Dia menilai, butir 3 surat tersebut tidak memenuhi aspek hukum sekaligus membuat resah pondok pesantren.
"Dari segi hukum, jelas Butir 3 Surat Pernyataan Kesanggupan tersebut tidak bermakna apa-apa." tegas Abdul Hadi kepada wartawan di Bandung, Senin (15/6/2020).
Seperti diketahui, sejak memasuki masa new normal atau Adaptasi Kebiasaan Baru (AKB), pemerintah provinsi Jawa Barat mulai menyusun protokol kesehatan untuk membuka kembali kegiatan belajar di pesantren.
Di mana sebelumnya, para santri diketahui telah dipulangkan oleh pihak pondok pesantren karena adanya pandemi Covid-19.
Hadi ini mengatakan butir 3 Surat Pernyataan Kesanggupan yang menyatakan bersedia dikenakan sanksi sesuai ketentuan peraturan perundang-undangan, dalam hal terbukti melanggar Protokol Kesehatan Penanganan Covid-19, itu sebenarnya otomatis berlaku.
Artinya siapa-pun yang melanggar ketentuan larangan dalam peraturan perundang-undangan, memang dapat dikenakan sanksi sesuai ketentuan sanksi yang terdapat dalam ketentuan peraturan perundang-undangan tersebut. Sebab, tanpa penyebutan dalam Surat Pernyataan-pun hal tersebut sudah terjadi.
"Karenanya butir 3 Surat Pernyataan Kesanggupan tersebut tidak ada fungsinya secara hukum. Justru menimbulkan keresahan karena mempersepsikan warga pesantren tidak taat hukum," tegas Hadi.
Selain itu, menurut Anggota DPRD yang yang biasa dipanggil Gus Ahad tersebut, juga mempertanyakan, apakah contoh Surat Pernyataan Kesanggupan tersebut diberlakukan untuk seluruh kegiatan atau hanya pesantren saja. Apabila, hanya pesantren saja, maka ini bentuk diskriminatif, padahal kegiatan lain seperti perkantoran, perdagangan, mall, tempat wisata, dan lain-lain juga memiliki potensi yang sama soal pelanggaran Protokol Kesehatan.

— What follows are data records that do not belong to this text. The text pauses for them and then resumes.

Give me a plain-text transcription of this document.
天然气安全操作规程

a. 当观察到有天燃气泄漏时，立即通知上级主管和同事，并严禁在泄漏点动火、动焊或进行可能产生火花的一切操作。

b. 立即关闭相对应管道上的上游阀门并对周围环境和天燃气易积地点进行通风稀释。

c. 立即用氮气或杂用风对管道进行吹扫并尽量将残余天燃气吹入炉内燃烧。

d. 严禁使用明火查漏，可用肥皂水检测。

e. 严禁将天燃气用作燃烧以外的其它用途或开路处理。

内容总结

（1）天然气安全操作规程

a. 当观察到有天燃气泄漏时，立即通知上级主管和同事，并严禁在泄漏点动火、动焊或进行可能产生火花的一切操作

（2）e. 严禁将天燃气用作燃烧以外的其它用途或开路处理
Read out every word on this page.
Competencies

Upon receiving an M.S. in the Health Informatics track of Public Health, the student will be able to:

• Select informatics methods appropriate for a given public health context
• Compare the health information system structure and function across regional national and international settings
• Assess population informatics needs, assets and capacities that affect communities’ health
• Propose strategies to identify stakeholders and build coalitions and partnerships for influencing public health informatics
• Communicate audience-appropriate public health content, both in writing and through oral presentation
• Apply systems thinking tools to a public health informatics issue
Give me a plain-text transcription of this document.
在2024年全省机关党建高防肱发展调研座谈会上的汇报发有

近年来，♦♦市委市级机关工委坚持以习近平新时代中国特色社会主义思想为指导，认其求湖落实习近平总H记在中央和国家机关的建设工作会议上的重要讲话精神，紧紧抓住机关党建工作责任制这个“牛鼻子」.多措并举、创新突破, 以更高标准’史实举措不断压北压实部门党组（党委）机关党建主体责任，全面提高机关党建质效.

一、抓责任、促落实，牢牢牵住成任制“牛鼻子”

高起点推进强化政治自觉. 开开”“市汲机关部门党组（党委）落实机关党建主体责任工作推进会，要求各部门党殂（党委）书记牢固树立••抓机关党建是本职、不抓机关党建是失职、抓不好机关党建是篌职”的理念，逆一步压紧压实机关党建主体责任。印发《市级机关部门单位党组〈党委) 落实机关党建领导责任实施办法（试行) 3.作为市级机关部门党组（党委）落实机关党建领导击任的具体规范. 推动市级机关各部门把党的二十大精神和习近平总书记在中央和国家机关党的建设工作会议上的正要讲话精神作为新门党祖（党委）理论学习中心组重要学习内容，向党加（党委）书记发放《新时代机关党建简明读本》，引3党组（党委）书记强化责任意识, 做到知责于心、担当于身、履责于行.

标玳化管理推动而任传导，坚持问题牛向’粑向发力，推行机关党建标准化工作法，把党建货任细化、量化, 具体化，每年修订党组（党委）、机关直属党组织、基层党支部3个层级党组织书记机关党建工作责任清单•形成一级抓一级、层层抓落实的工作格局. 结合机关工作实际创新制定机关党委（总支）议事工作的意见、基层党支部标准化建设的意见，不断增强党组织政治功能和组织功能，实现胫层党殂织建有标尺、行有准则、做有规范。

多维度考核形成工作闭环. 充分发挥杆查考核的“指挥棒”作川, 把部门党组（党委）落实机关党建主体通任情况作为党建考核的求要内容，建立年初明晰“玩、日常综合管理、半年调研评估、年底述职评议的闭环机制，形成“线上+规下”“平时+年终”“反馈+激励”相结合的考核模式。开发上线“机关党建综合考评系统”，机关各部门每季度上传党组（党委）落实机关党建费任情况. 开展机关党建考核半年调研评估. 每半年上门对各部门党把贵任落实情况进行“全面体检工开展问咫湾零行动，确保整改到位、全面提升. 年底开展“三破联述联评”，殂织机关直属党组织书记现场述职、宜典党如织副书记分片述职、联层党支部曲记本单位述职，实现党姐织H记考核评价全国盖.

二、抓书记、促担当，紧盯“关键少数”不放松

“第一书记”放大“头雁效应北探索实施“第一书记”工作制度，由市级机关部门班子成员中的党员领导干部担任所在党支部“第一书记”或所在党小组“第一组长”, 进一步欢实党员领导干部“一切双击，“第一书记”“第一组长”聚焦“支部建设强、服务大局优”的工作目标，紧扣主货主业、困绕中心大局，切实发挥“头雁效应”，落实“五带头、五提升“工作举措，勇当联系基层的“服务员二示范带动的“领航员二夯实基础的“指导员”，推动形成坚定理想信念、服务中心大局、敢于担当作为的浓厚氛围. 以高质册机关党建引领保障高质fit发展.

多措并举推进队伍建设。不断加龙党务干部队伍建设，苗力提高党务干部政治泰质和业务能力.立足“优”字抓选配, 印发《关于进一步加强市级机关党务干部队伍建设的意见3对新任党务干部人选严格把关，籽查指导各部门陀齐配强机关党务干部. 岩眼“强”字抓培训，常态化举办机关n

"Gubernur harus bersikap adil, tidak boleh hanya Pesantren saja yang dikenakan perintah untuk membuat Surat Pernyataan Kesanggupan, melainkan juga kegiatan-kegiatan lainnya," tegasnya lagi.
Had menyebut dirinya telah memberian rekomendasi agar Gubernur Jawa Barat menghapus butif 3 Surat Pernyataan Kesanggupan mengenai kesediaan dikenakan sanksi, serta memberlakukan Surat Pernyataan Kesanggupan untuk seluruh kegiatan tanpa kecuali dalam rangka meningkatkan disiplin warga.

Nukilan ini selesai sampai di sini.